Member of the National Assembly
- In office 1997 – 29 June 2004
- Constituency: Eastern Cape

Personal details
- Born: Mzwandile McDonald Masala 20 February 1938 Alice, Cape Province Union of South Africa
- Died: 2 May 2023 (aged 85) Cape Town, Western Cape Republic of South Africa
- Party: African National Congress

= Mzwandile Masala =

South African politician (1938–2023)

Mzwandile McDonald Masala (20 February 1938 – 2 May 2023) was a South African politician and former anti-apartheid activist. He represented the African National Congress (ANC) in the National Assembly from 1997 to 2004. He was the South African Ambassador to Zambia from 2004 to 2007.

During apartheid, Masala was active in the ANC underground in the Eastern Cape. He joined Umkhonto we Sizwe in 1962 and was arrested in 1964 for his MK activities.
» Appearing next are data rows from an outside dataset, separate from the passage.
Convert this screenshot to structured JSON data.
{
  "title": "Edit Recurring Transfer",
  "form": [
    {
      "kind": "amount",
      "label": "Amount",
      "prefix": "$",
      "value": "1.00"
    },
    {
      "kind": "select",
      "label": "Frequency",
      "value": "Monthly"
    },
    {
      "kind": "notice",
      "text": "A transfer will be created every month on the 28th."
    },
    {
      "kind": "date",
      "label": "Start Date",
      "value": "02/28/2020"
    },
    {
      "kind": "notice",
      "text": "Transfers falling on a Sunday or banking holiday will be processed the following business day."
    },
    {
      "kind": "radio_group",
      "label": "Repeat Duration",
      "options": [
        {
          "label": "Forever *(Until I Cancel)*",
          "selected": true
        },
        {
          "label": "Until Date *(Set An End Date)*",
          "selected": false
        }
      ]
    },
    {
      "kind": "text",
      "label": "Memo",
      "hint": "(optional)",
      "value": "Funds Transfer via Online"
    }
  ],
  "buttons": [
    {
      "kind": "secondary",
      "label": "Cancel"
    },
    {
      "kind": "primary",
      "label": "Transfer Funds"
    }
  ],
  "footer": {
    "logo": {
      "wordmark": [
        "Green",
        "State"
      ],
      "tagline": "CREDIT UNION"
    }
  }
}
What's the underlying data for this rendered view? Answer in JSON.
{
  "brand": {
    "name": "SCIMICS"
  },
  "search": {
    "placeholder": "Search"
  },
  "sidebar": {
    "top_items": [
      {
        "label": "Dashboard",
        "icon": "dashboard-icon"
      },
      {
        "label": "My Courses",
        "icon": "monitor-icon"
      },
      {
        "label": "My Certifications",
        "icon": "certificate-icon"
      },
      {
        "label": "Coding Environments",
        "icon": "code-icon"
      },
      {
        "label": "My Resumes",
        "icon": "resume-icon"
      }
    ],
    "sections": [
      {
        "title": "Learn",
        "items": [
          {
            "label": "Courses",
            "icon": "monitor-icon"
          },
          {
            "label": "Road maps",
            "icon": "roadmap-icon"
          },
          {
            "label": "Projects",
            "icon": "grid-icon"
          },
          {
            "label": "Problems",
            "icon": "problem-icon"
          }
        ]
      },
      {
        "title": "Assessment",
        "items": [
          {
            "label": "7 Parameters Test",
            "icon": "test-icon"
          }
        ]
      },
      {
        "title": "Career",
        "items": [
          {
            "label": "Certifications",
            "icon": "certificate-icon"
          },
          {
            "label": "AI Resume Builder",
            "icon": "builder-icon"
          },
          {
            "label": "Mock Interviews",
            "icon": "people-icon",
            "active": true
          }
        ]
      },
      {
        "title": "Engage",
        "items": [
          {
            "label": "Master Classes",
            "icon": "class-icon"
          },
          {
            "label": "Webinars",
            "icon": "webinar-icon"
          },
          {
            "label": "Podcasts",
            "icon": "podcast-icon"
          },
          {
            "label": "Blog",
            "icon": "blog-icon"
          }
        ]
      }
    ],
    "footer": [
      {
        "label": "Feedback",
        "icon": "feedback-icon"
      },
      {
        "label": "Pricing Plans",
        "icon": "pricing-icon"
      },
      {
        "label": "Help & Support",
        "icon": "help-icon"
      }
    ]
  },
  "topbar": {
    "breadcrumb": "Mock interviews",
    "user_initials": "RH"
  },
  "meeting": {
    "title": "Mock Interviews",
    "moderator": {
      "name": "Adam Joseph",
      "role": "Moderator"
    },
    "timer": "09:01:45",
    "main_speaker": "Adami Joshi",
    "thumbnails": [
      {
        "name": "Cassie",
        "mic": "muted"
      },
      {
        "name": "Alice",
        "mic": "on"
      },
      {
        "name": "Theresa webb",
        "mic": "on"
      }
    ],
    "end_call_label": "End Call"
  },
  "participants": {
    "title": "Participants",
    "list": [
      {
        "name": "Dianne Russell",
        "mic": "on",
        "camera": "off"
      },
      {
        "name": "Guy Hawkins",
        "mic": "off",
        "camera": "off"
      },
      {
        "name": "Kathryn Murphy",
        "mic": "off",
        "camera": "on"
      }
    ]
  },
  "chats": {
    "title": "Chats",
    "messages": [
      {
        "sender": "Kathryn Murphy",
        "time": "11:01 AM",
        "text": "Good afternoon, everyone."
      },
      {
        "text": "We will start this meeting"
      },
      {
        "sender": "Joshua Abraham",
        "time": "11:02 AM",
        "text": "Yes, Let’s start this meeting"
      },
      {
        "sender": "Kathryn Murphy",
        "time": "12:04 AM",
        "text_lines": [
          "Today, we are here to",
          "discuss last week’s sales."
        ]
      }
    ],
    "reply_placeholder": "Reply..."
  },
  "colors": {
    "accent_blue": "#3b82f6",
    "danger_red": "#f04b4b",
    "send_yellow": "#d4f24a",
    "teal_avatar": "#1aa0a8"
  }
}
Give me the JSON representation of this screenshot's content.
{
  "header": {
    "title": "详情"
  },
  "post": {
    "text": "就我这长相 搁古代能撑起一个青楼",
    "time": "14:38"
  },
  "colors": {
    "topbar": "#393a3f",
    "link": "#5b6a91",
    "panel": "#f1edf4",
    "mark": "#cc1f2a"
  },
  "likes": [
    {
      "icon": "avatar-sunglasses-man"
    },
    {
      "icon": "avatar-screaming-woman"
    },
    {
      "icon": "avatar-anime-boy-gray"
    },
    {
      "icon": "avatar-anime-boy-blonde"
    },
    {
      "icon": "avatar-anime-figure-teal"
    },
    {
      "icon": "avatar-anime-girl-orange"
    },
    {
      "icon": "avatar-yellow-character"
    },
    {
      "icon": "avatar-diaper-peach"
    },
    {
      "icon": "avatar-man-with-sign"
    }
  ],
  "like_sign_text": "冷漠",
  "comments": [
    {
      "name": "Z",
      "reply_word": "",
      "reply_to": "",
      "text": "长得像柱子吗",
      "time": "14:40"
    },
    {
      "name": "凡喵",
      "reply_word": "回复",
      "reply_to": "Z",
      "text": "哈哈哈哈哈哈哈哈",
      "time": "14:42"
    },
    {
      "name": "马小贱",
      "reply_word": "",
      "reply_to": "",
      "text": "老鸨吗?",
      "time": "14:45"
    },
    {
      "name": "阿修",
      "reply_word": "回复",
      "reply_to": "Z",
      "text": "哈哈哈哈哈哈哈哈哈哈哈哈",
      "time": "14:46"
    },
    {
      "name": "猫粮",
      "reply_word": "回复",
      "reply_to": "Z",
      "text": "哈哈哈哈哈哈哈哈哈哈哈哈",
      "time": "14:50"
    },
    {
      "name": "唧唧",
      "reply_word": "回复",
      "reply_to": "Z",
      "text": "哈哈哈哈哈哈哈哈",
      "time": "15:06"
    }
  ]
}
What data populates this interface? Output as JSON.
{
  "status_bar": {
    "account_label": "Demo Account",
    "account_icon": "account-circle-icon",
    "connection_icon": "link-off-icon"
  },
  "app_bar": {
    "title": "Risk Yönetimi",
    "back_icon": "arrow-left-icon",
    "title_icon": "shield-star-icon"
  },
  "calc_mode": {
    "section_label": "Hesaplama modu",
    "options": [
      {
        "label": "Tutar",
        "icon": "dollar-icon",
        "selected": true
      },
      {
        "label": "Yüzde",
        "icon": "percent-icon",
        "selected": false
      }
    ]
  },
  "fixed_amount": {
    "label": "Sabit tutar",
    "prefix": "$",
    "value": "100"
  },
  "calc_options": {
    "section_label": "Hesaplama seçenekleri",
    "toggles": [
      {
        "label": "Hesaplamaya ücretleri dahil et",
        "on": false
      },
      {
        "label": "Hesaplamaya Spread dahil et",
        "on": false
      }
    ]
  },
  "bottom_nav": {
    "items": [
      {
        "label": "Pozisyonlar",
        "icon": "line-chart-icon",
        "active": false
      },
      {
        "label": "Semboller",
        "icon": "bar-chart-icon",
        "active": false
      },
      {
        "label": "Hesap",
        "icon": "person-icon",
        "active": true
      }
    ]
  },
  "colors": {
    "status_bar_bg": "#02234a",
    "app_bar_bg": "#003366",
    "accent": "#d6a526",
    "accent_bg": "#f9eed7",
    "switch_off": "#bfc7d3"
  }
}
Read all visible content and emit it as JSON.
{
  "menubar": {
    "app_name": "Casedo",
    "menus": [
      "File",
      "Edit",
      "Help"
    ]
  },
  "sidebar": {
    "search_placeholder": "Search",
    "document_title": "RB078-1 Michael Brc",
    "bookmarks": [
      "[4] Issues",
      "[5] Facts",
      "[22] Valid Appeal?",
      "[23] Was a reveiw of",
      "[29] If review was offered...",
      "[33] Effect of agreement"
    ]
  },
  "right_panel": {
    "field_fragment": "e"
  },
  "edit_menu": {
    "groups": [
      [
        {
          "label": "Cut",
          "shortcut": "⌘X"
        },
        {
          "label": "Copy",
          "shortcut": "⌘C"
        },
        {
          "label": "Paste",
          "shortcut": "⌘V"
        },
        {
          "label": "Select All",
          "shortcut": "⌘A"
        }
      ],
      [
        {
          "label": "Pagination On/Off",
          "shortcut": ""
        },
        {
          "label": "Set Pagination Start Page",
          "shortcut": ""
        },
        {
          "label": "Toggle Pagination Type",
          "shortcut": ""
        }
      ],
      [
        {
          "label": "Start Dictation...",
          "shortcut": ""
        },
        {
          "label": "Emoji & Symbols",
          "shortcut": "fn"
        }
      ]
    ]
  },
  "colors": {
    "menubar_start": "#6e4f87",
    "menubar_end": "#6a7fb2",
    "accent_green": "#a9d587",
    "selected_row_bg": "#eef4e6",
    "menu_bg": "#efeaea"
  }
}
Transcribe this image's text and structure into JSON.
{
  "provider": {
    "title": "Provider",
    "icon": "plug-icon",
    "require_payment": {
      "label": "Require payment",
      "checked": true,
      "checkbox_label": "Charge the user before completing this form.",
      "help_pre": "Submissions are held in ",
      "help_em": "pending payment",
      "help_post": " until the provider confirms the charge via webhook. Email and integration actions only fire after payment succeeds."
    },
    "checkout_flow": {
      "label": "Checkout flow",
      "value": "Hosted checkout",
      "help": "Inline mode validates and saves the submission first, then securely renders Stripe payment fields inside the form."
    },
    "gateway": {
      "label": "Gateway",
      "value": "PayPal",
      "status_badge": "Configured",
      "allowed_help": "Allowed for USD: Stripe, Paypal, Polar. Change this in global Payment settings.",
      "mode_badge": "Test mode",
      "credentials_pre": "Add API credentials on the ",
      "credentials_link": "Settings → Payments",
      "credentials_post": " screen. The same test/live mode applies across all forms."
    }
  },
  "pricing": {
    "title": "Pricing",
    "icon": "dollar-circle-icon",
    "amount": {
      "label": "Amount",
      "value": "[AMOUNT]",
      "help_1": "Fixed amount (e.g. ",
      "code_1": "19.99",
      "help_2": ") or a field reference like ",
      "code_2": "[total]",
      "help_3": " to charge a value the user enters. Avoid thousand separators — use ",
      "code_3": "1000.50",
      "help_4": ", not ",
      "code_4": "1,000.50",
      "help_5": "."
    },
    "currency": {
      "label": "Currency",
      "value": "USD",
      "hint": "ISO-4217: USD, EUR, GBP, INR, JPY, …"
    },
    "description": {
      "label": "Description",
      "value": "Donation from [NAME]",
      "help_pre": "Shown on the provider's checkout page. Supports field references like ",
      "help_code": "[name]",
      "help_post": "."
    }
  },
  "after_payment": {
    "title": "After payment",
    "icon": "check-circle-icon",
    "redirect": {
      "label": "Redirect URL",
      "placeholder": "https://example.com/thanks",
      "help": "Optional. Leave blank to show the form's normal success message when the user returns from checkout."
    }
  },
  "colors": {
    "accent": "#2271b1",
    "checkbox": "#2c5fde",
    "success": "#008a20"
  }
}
He spent 11 years on Robben Island and upon his release was banned. In later years, he was a founding member of the United Democratic Front, and he served as deputy provincial chairperson of the ANC's Eastern Cape branch from 1994 to 1996.

== Early life and activism ==
Masala was born on 20 February 1938 in Alice in the former Cape Province. He joined the African National Congress (ANC) at an early stage of the anti-apartheid struggle after moving to Port Elizabeth in his youth. In 1962, two years after the apartheid government banned the ANC, Masala went into exile to undergo military training with the ANC's new armed wing, Umkhonto we Sizwe (MK), in Ethiopia and Algeria. When he returned to South Africa in 1964 to carry out an MK operation in Soweto, he was arrested by the Security Branch and sentenced to 11 years' imprisonment on Robben Island.

Upon his release from prison in 1976, he was subject to a banning order which prohibited him from participating in political activities and banished him to the Ciskei bantustan. He nonetheless remained active in the ANC's underground structures and was a founding member of the United Democratic Front (UDF) in 1983. When the ANC was unbanned in 1990, he was involved in re-establishing its above-ground structures in the Eastern Cape, and he served as deputy provincial chairperson of the party's Eastern Cape branch from 1994 until 1996, when he was succeeded by Stone Sizani.

== Career in government ==
In 1997, Masala joined the National Assembly, the lower house of the post-apartheid South African Parliament, where he filled a casual vacancy. He was re-elected to full terms in 1999 and 2004, serving the Eastern Cape constituency. He resigned on 29 June 2004, ceding his seat to Peter Hendrickse.

Masala left Parliament to join the diplomatic service, serving as South African Ambassador to Zambia from 2004 to 2007.

== Retirement and death ==
After his retirement, Masala remained active in the ANC Veterans' League. In December 2012, he was among the MK members awarded military medals as members of the so-called Luthuli Detachment, the first generation of MK recruits in the 1960s. In October 2016, he was one of 101 ANC stalwarts who signed an open letter expressing concern about the direction of the ANC under President Jacob Zuma, among other things criticising the party's "departures from [its] values" and inadequate response to indications of state capture.

He died on 2 May 2023 in a hospital in Cape Town after a brief illness.